How to set different national emissions targets depending on “different national starting points” is much less clear. Western Europe may have broken the historic link between growth and energy consumption, but the EU’s newest members have not. Poland, Hungary and the Czech Republic remain heavily dependent on coal and gas for power, and on carbon-intensive manufacturing for growth. If they are to leapfrog the energy extravagance that built the most advanced economies, it will only be with significant subsidies in the form of low-carbon technology or cross-border power supplies. Whether “rich” Europe will pay this price remains to be seen.

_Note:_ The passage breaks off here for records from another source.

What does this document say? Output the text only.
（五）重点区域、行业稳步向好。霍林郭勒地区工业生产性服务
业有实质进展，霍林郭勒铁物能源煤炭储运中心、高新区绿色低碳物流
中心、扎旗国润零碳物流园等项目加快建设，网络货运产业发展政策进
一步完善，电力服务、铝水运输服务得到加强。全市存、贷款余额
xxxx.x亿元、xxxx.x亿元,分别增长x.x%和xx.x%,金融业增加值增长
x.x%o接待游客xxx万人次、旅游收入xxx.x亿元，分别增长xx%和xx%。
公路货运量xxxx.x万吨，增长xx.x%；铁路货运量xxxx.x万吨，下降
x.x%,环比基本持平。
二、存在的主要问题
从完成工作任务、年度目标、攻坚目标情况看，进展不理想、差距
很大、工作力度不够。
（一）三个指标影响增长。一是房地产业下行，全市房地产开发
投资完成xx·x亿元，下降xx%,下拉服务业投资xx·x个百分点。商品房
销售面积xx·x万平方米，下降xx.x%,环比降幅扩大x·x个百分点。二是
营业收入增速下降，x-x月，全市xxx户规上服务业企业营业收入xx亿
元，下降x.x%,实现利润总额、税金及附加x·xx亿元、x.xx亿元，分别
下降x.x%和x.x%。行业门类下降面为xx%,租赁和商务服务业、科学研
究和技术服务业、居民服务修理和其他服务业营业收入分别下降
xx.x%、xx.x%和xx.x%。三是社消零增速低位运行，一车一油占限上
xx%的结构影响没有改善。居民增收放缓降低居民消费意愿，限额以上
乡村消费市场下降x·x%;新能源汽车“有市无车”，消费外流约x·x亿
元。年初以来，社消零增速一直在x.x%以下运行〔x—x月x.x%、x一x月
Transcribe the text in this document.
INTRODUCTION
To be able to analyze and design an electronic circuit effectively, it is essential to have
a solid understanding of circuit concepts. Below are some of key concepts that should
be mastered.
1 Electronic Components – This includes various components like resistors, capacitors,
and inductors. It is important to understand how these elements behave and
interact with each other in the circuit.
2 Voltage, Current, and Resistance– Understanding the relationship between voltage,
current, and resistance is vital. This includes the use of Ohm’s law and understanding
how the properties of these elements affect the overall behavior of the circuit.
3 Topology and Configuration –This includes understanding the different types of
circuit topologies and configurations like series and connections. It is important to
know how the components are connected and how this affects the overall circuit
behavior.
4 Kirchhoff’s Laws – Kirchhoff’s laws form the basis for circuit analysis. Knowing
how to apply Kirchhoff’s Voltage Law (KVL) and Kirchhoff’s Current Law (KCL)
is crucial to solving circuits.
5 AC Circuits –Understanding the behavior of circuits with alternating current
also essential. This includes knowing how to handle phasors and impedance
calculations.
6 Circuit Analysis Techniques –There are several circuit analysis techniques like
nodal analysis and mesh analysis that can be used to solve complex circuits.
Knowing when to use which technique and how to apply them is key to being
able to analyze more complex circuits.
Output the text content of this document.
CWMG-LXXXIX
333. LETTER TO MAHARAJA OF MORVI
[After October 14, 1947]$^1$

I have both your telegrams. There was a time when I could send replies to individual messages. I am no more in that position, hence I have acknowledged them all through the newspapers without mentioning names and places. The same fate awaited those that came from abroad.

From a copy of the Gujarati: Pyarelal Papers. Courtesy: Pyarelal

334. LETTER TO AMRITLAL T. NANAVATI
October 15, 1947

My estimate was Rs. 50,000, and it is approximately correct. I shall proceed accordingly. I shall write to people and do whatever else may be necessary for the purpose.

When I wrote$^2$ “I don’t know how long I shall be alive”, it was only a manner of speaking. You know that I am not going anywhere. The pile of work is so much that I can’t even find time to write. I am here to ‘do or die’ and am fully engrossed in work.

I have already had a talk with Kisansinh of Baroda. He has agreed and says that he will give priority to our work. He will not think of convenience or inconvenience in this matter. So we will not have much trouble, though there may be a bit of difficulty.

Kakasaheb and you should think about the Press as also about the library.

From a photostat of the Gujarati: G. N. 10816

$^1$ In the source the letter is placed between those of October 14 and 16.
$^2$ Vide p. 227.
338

The EU summit did not discuss the science of climate change, but the scientific debate, rightly, goes on. Serious questions remain about why temperatures fell as carbon emissions rose after the war, and whether changes in carbon levels precede or follow temperature fluctuations over the long term. Scientists who raise these questions should not be demonised. Flaws in climate change models, if not explained, will only embolden emerging economies to abandon the greenhouse gas consensus and use relatively cheap, convenient fossil fuels to power the development that their impoverished billions desperately need. Finding true consensus on climate change within Europe will be hard. In the looming energy showdown with China, India, Africa and Brazil, it will be far harder.